No dia seguinte, a atmosfera no escritório estava carregada. As pessoas me olhavam de soslaio, cochichando. A história do carro de luxo já tinha se espalhado como fogo.

Paula tentou se aproximar da minha mesa pela manhã, um sorriso forçado nos lábios.

"João, sobre ontem..."

Eu nem levantei a cabeça. Continuei digitando no meu teclado, o som das teclas sendo a única resposta que ela recebeu. Fingi que ela não existia.

Depois de um momento de silêncio constrangedor, ela bufou e se afastou. A rejeição a atingiu mais do que qualquer insulto.

No final do expediente, caminhei até a mesa de Mariana. Ela já estava de pé, arrumando suas coisas, visivelmente nervosa.

"Pronta?", perguntei.

Ela assentiu, um pequeno e tímido "sim" escapando de seus lábios. Sua aceitação era cautelosa, como a de um animal assustado que não está acostumado com a gentileza.

Enquanto caminhávamos para a saída, passamos por Paula. Ela estava nos observando, seu rosto uma máscara de fúria contida. Ao nos ver passar, ela não conseguiu se controlar. Com um gesto brusco, varreu uma pilha de papéis de sua mesa para o chão. O som ecoou pelo escritório silencioso, mas nós não paramos.

Dentro do carro, o silêncio era denso. Mariana olhava pela janela, suas mãos apertando a alça de sua bolsa.

Finalmente, ela se virou para mim.

"Por que você está fazendo isso?", ela perguntou, sua voz baixa, quase um sussurro. "Por que está me ajudando?"

Eu olhei para a estrada à frente, minhas mãos firmes no volante.

"Porque eu cansei de ver pessoas como eles ganhando sempre", eu disse. "E porque ninguém merece passar pelo que você passou ontem."

Ela não disse mais nada, mas senti uma pequena mudança na sua postura. Um pouco menos de tensão.
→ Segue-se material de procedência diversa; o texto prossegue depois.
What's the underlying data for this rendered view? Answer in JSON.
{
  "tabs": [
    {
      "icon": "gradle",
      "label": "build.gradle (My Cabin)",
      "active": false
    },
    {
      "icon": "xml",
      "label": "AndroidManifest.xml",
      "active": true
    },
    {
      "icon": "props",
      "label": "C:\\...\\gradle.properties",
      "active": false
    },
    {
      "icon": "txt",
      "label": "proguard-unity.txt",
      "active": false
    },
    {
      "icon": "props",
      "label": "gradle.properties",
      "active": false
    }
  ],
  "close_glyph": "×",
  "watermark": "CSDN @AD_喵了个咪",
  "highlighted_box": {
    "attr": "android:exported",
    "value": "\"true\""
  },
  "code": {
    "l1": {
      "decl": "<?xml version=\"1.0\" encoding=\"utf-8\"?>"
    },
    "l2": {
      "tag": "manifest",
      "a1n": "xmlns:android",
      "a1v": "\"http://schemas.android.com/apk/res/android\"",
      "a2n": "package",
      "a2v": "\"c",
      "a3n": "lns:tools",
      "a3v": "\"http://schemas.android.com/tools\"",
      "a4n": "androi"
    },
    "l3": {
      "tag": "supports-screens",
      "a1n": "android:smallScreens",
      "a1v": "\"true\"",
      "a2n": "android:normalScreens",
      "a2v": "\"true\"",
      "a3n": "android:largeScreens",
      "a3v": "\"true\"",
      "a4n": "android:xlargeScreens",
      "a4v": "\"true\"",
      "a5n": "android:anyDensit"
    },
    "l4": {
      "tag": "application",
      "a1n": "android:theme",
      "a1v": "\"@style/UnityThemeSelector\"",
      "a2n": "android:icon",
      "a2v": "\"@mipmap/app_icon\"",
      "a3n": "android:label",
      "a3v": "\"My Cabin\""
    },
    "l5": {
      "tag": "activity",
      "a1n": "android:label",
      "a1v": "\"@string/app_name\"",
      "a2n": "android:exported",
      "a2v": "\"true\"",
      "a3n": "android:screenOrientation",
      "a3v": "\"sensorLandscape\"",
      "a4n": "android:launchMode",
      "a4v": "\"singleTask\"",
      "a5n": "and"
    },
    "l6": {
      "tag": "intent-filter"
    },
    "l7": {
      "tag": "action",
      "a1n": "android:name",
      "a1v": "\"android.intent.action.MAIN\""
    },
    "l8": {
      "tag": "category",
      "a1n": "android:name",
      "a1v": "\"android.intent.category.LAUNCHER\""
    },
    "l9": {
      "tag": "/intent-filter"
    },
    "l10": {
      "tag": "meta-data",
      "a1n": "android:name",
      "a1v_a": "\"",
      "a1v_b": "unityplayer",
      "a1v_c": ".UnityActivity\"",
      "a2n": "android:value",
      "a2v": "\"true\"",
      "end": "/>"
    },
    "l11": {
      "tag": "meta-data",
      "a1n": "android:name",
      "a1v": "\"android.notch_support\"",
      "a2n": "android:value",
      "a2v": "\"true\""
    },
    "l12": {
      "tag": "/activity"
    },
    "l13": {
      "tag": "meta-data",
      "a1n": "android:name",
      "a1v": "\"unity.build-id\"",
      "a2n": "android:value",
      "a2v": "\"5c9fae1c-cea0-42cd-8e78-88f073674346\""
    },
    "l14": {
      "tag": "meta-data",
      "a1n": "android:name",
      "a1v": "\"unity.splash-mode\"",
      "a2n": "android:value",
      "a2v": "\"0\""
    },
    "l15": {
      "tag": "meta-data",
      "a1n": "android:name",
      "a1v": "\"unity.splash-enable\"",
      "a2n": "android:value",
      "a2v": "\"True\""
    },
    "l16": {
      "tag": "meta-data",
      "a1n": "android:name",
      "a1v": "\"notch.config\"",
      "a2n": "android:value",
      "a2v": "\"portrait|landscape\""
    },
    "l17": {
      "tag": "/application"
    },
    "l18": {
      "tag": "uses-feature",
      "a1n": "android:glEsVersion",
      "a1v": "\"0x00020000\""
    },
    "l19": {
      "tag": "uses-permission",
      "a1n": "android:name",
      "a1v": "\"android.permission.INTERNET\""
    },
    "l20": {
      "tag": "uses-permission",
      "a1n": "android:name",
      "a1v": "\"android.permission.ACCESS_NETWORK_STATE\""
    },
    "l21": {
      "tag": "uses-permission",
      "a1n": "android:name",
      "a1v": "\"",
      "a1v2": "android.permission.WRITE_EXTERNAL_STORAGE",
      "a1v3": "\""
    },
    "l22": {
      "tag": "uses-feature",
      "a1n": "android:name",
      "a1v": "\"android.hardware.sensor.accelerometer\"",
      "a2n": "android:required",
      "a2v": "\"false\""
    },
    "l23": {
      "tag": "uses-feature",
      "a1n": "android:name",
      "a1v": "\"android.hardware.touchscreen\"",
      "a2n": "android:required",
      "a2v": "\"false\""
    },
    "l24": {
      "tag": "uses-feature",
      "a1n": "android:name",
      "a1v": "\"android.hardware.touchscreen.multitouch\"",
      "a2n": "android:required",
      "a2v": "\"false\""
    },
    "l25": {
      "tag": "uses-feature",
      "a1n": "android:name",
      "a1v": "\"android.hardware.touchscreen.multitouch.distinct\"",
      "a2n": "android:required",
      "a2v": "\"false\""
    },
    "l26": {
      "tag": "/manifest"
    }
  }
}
"De agora em diante, eu te levo e te busco todos os dias", eu acrescentei. "Não se preocupe com eles."

Era uma promessa.

A semana passou nesse novo ritmo. Eu a buscava, a levava para casa. No escritório, eu a tratava com uma normalidade que ela nunca havia recebido de ninguém. Trocávamos e-mails de trabalho, eu pedia sua opinião sobre projetos. Aos poucos, ela começou a relaxar na minha presença.

Mas a paz não durou.

Na sexta-feira, eu me atrasei um pouco para sair. Quando cheguei ao andar de baixo, vi a cena.

Pedro e dois de seus amigos tinham encurralado Mariana perto da saída.

"Olha só, a Cinderela está esperando a carruagem?", Pedro zombava, com seu sorriso arrogante. "Você realmente acha que esse cara se importa com você? Ele só está te usando para me atingir, sua feia."

"Me deixem em paz", disse Mariana, tentando passar por eles.

Um dos amigos de Pedro a empurrou de leve, fazendo-a tropeçar. Sua bolsa caiu no chão, espalhando seu conteúdo pelo piso de mármore. Uma carteira, chaves, um batom... e um pequeno caderno de desenho.

O caderno caiu aberto.

Nele, havia um desenho. Um retrato a lápis, incrivelmente detalhado e sensível.

Era um retrato meu.

Não era o "João feio" do escritório. Era eu, concentrado no meu trabalho, com uma expressão séria que ela capturou com uma precisão assustadora. Havia um respeito, uma admiração no traço que me deixou sem ar.

Pedro viu o desenho. Seu sorriso de escárnio se alargou ainda mais.

"Mas o que temos aqui? A feia é uma perseguidora também? Que patético."

Ele se abaixou para pegar o caderno.